Tanzimat Tiyatrosu
Türk tiyatrosu, Tanzimat’a dek Karagöz ve Ortaoyunundan oluşmuş bir halk tiyatrosu biçimindedir. Tanzimat’la birlikte Avrupaî biçimler tanınmaya başlamıştır. 1840’tan başlayarak, önce İtalya, Fransız tiyatroları kurulmuş; sonra Hacı Nazım, Hasköy, Şark, Ortaköy gibi yerli tiyatrolar açılmıştır. İlk Türk tiyatrosu 1867’de kurulan Osmanlı Tiyatrosu’dur. Sahibi Güllü Agop’tur. Bu tiyatroda Namık Kemal, Âli Bey, Ahmet Mithat, Ebuzziya Tevfik, Şemsettin Sami gibi yazarların oyunları sahneye konmuştur. İlk Türk operaleri Arif’in Hilesi, Leblebici Horhor, Köse Yahya burada oynanmıştır. İlk Türk oyununu Abdülhak Hamit’in babası Hayrullah Efendi yazmıştır. Hikâye-i İbrahim Paşa be İbrahim-i Gülşenî oyun dört perdelik küçük bir dramdır. İkinci eser ise Şinasi’nin Şair Evlenmesi adlı güldürüsüdür. Oyunda hem batı tiyatrosunun, Molière (Molyer) güldürülerinin etkisi görülür, hem de orta oyununun izleri. Tiyatro eserini de gazete gibi halkı bilinçlendirmek için bir araç sayan Şinasi’nin oyununun konusu “görücü usulüyle evlenme”dir. Tiyatroyu hem bir eğlence, hem de düşünce yönüyle önemli bir kurum, adetâ bir ahlâk ve dil okulu olarak gören Namık Kemal, hem düşünceleriyle, hem yazdığı oyunlarla dikkati çeker: Vatan yahut Silistre, Zavallı Çocuk, Akif Bey, Kara Belâ, Celâleddin-i Harzemşah, Gülnihal.Dönemin öteki tiyatro yazarlarından önde gelenleri şöyle sıralayabiliriz: Ali Haydar (Sergüzeşt-i Perviz), Âli Bey (Kokana Yatıyor, Misafiri İstikal, Geveze Berber, Letâfet, Recaizade Ekrem (Afîfe Anjelik, Atalâ yahut Amerika Vahşileri, Vuslat, Çok Bilen Çok Yanılır), Ahmet Mithat (Eyvah, Açık Baş, Ahzı Sâr yahut Avrupa’nın Eski Medeniyeti, Çerkez Özdenler, Bir Facia yahut Siyavuş, Çengi yahut Danıj Çelebi, Zîba), Şemsettin Sami (Besa yahut Ahde Vefa, Seydî Yahya, Gave)

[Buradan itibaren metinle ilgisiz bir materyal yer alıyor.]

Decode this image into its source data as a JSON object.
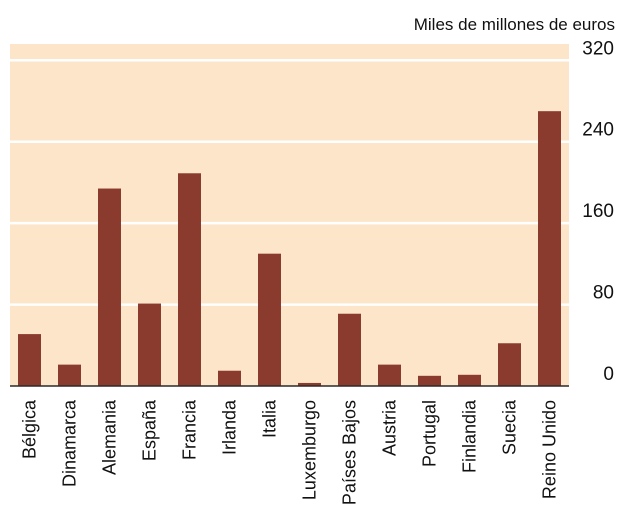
{
  "chart_data": {
    "type": "bar",
    "unit_label": "Miles de millones de euros",
    "categories": [
      "Bélgica",
      "Dinamarca",
      "Alemania",
      "España",
      "Francia",
      "Irlanda",
      "Italia",
      "Luxemburgo",
      "Países Bajos",
      "Austria",
      "Portugal",
      "Finlandia",
      "Suecia",
      "Reino Unido"
    ],
    "values": [
      51,
      21,
      194,
      81,
      209,
      15,
      130,
      3,
      71,
      21,
      10,
      11,
      42,
      270
    ],
    "ylim": [
      0,
      336
    ],
    "yticks": [
      0,
      80,
      160,
      240,
      320
    ],
    "ytick_labels": [
      "0",
      "80",
      "160",
      "240",
      "320"
    ],
    "grid": true,
    "colors": {
      "bar": "#8b3b2e",
      "plot_background": "#fde5c9",
      "gridline": "#ffffff",
      "axis": "#2a2a2a"
    }
  }
}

Tanzimat edebiyatı tiyatrosunun başlıca özellikleri şunlardır:
Tanzimat’a değin geleneksel Türk tiyatrosu dışında ürün verilmemiştir.

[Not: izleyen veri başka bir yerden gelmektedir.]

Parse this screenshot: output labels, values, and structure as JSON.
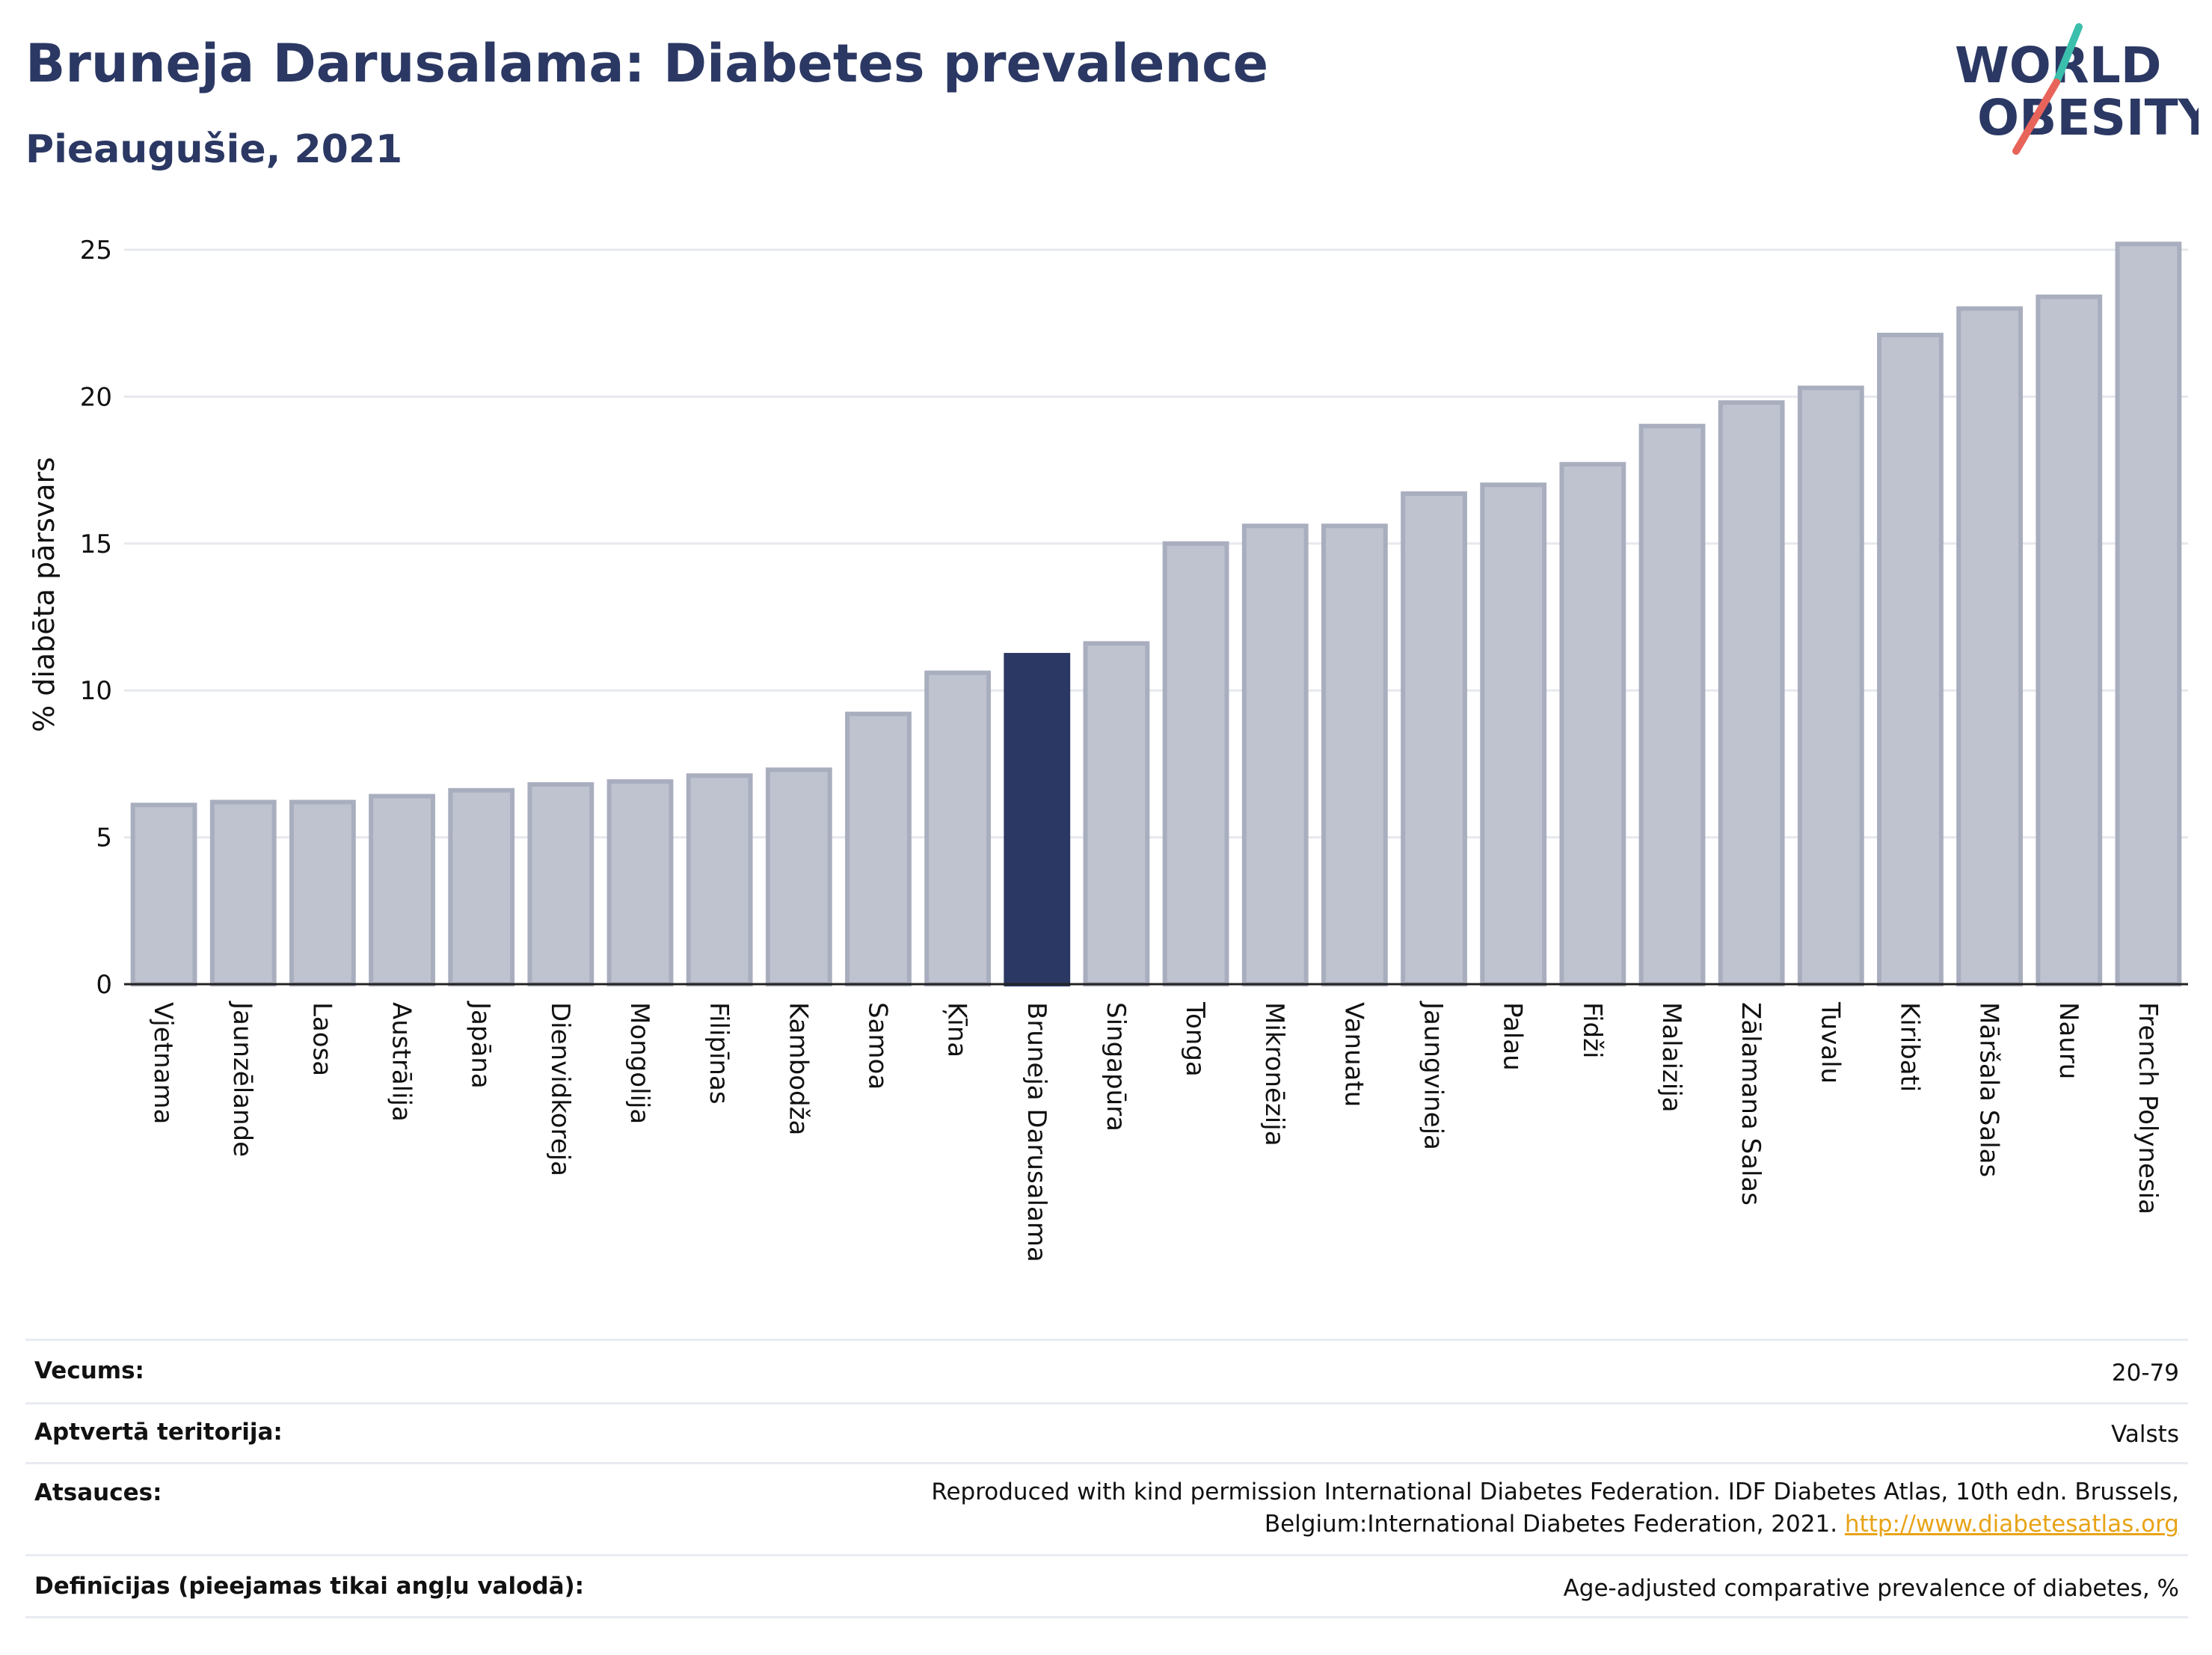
{
  "header": {
    "title": "Bruneja Darusalama: Diabetes prevalence",
    "subtitle": "Pieaugušie, 2021"
  },
  "logo": {
    "line1": "WORLD",
    "line2": "OBESITY",
    "accent_teal": "#3bbfad",
    "accent_red": "#e8645a",
    "text_color": "#2b3863"
  },
  "colors": {
    "bar": "#bfc3d0",
    "bar_edge": "#a9aebf",
    "highlight": "#2b3863",
    "grid": "#e6e8ee",
    "axis": "#222222"
  },
  "chart_data": {
    "type": "bar",
    "title": "Bruneja Darusalama: Diabetes prevalence",
    "subtitle": "Pieaugušie, 2021",
    "ylabel": "% diabēta pārsvars",
    "xlabel": "",
    "ylim": [
      0,
      26
    ],
    "yticks": [
      0,
      5,
      10,
      15,
      20,
      25
    ],
    "grid": true,
    "highlight": "Bruneja Darusalama",
    "categories": [
      "Vjetnama",
      "Jaunzēlande",
      "Laosa",
      "Austrālija",
      "Japāna",
      "Dienvidkoreja",
      "Mongolija",
      "Filipīnas",
      "Kambodža",
      "Samoa",
      "Ķīna",
      "Bruneja Darusalama",
      "Singapūra",
      "Tonga",
      "Mikronēzija",
      "Vanuatu",
      "Jaungvineja",
      "Palau",
      "Fidži",
      "Malaizija",
      "Zālamana Salas",
      "Tuvalu",
      "Kiribati",
      "Māršala Salas",
      "Nauru",
      "French Polynesia"
    ],
    "values": [
      6.1,
      6.2,
      6.2,
      6.4,
      6.6,
      6.8,
      6.9,
      7.1,
      7.3,
      9.2,
      10.6,
      11.2,
      11.6,
      15.0,
      15.6,
      15.6,
      16.7,
      17.0,
      17.7,
      19.0,
      19.8,
      20.3,
      22.1,
      23.0,
      23.4,
      25.2
    ]
  },
  "meta": [
    {
      "key": "Vecums:",
      "value": "20-79"
    },
    {
      "key": "Aptvertā teritorija:",
      "value": "Valsts"
    },
    {
      "key": "Atsauces:",
      "value": "Reproduced with kind permission International Diabetes Federation.  IDF Diabetes Atlas, 10th edn. Brussels, Belgium:International Diabetes Federation, 2021.",
      "link": "http://www.diabetesatlas.org"
    },
    {
      "key": "Definīcijas (pieejamas tikai angļu valodā):",
      "value": "Age-adjusted comparative prevalence of diabetes, %"
    }
  ]
}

Batılı anlamda tiyatronun gelişimi tanzimat’la başlar. Şinasi’nin 1859’da yazdığı Şair Evlenmesi modern tiyatronun başlangıcı kabul edilir.
Tanzimat dönemi tiyatro sanatçıları, tiyatronun eğlence olduğu kadar eğitim aracı olduğu konusunda birleşmişlerdir.
Komedilerde kalsisimin, dramlarda realizmin etkisi görülür.
Tiyatro doğrudan halka seslenen ve konuşmaya dayanan bir tür olduğu için yapıtlar genellikle konuşma diliyle yazılmıştır.